“Every volunteer’s experience is different”
Herein lies the most commonly spoken phrase of the Peace Corps. Not only is it uttered by the staff countless times but I have heard those words spoken by many fellow volunteers. It may sound cliche, and at times like a cop out, but it could not be more true.
It was first apparent while we were in PST for those ten weeks of training. Some were placed in a smaller city with 16 other volunteers. The rest of us were split into groups of 5 or 6 volunteers and moved to small villages scattered around the city of Elbasan. The families we lived with ranged from retired grandparents to families with three generations under one roof. I got to experience what it was like to live with grandparents, parents and three siblings. After growing up with two brothers in America, I loved having sisters here. Some of our host families were farmers, some were store owners, some were working in Italy in Greece. If we were lucky we had host siblings that spoke some English. If not, many of us become All-Stars at Charades.
A few members of group 16 already had a few languages under their belt upon arriving in Shqiperia. This seemed to help when we dove into the rigorous language lessons that comprise 80% of PST. In spite of our backgrounds it became clear from the beginning that we were all going to learn this new language at different paces. An important lesson I learned from those ten weeks is that you can not compare yourself to other volunteers. It will drive you crazy and in the end you will learn exactly what you need to communicate here. Most of the time anyway, the confusion is inevitable! 😉
Moving to sites provided each of us with our first taste of freedom and a chance to be independent again. The 34 people in our group were scattered all over the countryside. An Arizona native was placed in a village in the north that will accumulate feet of snow in the wintertime. My North Dakota bones moved to the deep south where I am surrounded by mountains and will probably not see a white ground this winter. On the flip side, we have learned that it is HOT everywhere. Thank god for the beaches and rivers that Albania offers.
There are people placed in smaller villages that don’t have a grocery store or restaurant. On the opposite end of the spectrum we have volunteers living in the biggest cities in Albania. Many of us are living in one bedroom apartments, some have more space than they need, and a few are living with host families in their site. Some of us have site mates, some are within ten minutes from another volunteers and some are a few hour furgon ride away from another American.

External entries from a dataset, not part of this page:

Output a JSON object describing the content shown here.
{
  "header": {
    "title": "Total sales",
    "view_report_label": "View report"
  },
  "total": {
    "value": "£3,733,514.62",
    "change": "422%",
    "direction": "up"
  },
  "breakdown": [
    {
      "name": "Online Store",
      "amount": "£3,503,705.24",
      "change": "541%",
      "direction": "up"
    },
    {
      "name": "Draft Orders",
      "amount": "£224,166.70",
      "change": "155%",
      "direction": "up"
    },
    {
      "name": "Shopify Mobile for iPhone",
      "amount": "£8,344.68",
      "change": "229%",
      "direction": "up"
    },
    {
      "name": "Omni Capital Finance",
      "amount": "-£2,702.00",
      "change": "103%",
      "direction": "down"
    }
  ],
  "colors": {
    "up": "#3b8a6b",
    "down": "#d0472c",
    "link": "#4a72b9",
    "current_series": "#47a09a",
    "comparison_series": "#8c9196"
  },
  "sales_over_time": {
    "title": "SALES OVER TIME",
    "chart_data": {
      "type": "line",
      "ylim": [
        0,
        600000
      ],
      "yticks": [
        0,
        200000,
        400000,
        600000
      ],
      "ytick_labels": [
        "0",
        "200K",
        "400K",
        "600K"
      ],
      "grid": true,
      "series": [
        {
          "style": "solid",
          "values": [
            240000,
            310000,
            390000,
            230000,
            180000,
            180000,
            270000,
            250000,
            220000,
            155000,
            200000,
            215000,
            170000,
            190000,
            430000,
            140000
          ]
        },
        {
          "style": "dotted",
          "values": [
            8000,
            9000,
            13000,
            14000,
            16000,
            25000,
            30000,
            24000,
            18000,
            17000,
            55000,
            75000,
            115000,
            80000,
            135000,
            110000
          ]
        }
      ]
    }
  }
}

There are three sectors here in Peace Corps Albania; TEFL (Teaching English as a Foreign Language), COD (Community Development), and Health. The Peace Corps places us with a counterpart at an organization in our new community. There are volunteers that do not have a physical office space and have found themselves roaming the community to find work. The high schools will be home for the teachers and others who start secondary projects there. Some are taking over previous projects that were already started before they arrived. Many are starting from scratch and trying to define what exactly they would like to work on in their time here. Quite a few volunteers are working with Albanians that speak English. Several are working with people that speak only Shqip.
The language barrier puts a hold on any projects that could be started. The pace of Albanian life is so astronomically different from the United States. Avash Avash is a Turkish phrase that means slowly, slowly. It is repeated many times here and sums up life in an Albanian culture. My patience is going to be one of my best assets by the time I return from my two years of service! In the end, we focus on building relationships first and hopefully forming a foundation to complete projects later on.
One thing we all have in common is that we will make friends here over the next two years. The Peace Corps attracts all different personalities from all over America. Halfway across the world we are getting to know people we probably never would have met otherwise. Escaping work, the challenge of speaking shqip, and dealing with homesickness are made easier with the help of new found friends.
Every volunteers experience is indeed different. Worldwide, country to country and even dependent on site. I feel so lucky to have been placed in Albania. Americans are truly loved here and I continue to be amazed by the generosity of Albanians. I am learning more each and every day about the things this country has to offer. I will find my niche at work and in my community, and in the end, hopefully leave Permet a better place than when I came.